What is the difference between PEM and DER format?
DER (Distinguished Encoding Rules) is the raw binary format used to encode X.509 certificate data according to ASN.1 rules. It is a compact binary representation that is not human-readable. PEM (Privacy-Enhanced Mail) is a text-based wrapper around DER data. It Base64-encodes the DER bytes and adds -----BEGIN CERTIFICATE----- and -----END CERTIFICATE----- markers. PEM is the most common format for certificate exchange because it can be safely copied and pasted as text, embedded in configuration files, and transmitted over text-based protocols. This tool accepts PEM format. If you have a DER-encoded .der file, you can convert it using: openssl x509 -inform der -in cert.der -out cert.pem.
What is a certificate chain and how does this tool handle it?
A certificate chain (or chain of trust) is a sequence of certificates linking a website's leaf certificate to a trusted root Certificate Authority (CA). The chain typically consists of: 1) Leaf Certificate — the server's own certificate containing the domain name, 2) Intermediate CA Certificate(s) — certificates issued by the root CA to delegate signing authority, 3) Root CA Certificate — the self-signed certificate of a trusted Certificate Authority. When you paste a PEM block containing multiple certificates, this tool parses each one and displays them in chain order, identifying each certificate's position (leaf, intermediate, root).
What are X.509 v3 extensions?
X.509 v3 extensions are optional fields in certificates that convey additional information. Common extensions include: Subject Alternative Names (SAN) for additional domain names and IPs, Key Usage for allowed cryptographic operations (digital signature, key encipherment), Extended Key Usage for specific purposes like TLS server authentication or code signing, Basic Constraints to indicate if a certificate is a CA, Authority/Subject Key Identifier for building certificate chains, and CRL Distribution Points for revocation checking. Extensions can be Critical (must be understood by the verifier) or Non-Critical (informational).
How is the certificate fingerprint computed?

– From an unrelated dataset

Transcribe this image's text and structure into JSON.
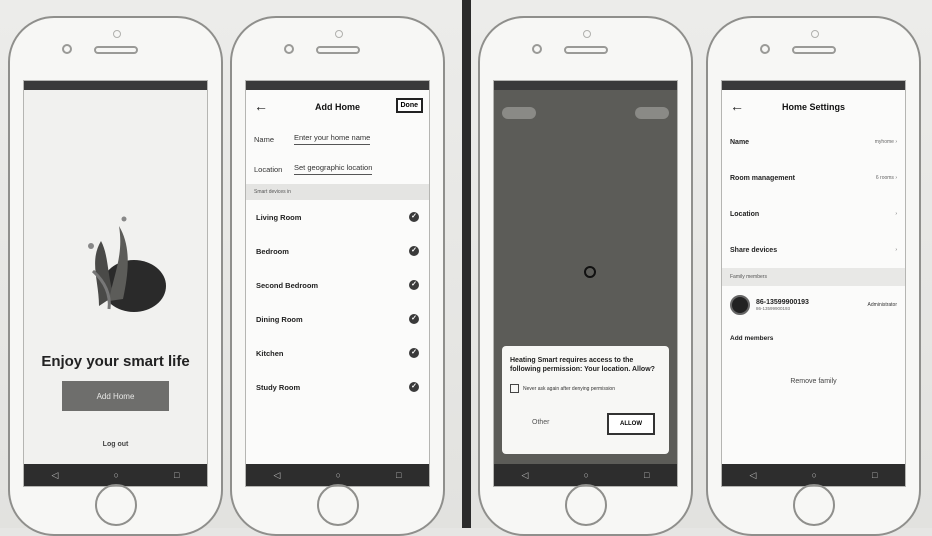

A certificate fingerprint (or thumbprint) is a cryptographic hash of the entire DER-encoded certificate bytes. It is NOT part of the certificate itself — it is computed externally as a compact identifier for referencing a specific certificate. This tool computes both SHA-256 and SHA-1 fingerprints using the browser's Web Crypto API (crypto.subtle.digest()). The result is displayed in colon-separated hexadecimal format (e.g., AB:CD:EF:12:34:...). SHA-256 fingerprints are preferred for security; SHA-1 fingerprints are included for compatibility with older systems.
Code Examples
// Certificate Decoder - JavaScript Implementation
// Uses Web Crypto API for fingerprint computation
/**
* Extract the DER bytes from a PEM string
* @param {string} pem - PEM-encoded certificate
* @returns {ArrayBuffer} DER-encoded certificate bytes
*/
function pemToDer(pem) {
const base64 = pem
.replace(/-----BEGIN CERTIFICATE-----/g, '')
.replace(/-----END CERTIFICATE-----/g, '')
.replace(/\s/g, '');
const binary = atob(base64);
const bytes = new Uint8Array(binary.length);
for (let i = 0; i < binary.length; i++) {
bytes[i] = binary.charCodeAt(i);
}
return bytes.buffer;
}
/**
* Parse multiple certificates from a PEM chain
* @param {string} pemText - PEM text (may contain multiple certificates)
* @returns {string[]} Array of individual PEM certificate strings
*/
function extractPemBlocks(pemText) {
const regex = /-----BEGIN CERTIFICATE-----[\s\S]*?-----END CERTIFICATE-----/g;
return pemText.match(regex) || [];
}
/**
* Compute SHA-256 fingerprint of a DER-encoded certificate
* @param {ArrayBuffer} derBytes - DER-encoded certificate
* @returns {Promise<string>} Colon-separated hex fingerprint
*/
async function computeSha256Fingerprint(derBytes) {
const hashBuffer = await crypto.subtle.digest('SHA-256', derBytes);
const hashArray = Array.from(new Uint8Array(hashBuffer));
return hashArray
.map(b => b.toString(16).padStart(2, '0').toUpperCase())
.join(':');
}
// Usage with @peculiar/x509:
// import { X509Certificate } from '@peculiar/x509';
// const cert = new X509Certificate(pem);
// console.log('Subject:', cert.subject);
// console.log('Issuer:', cert.issuer);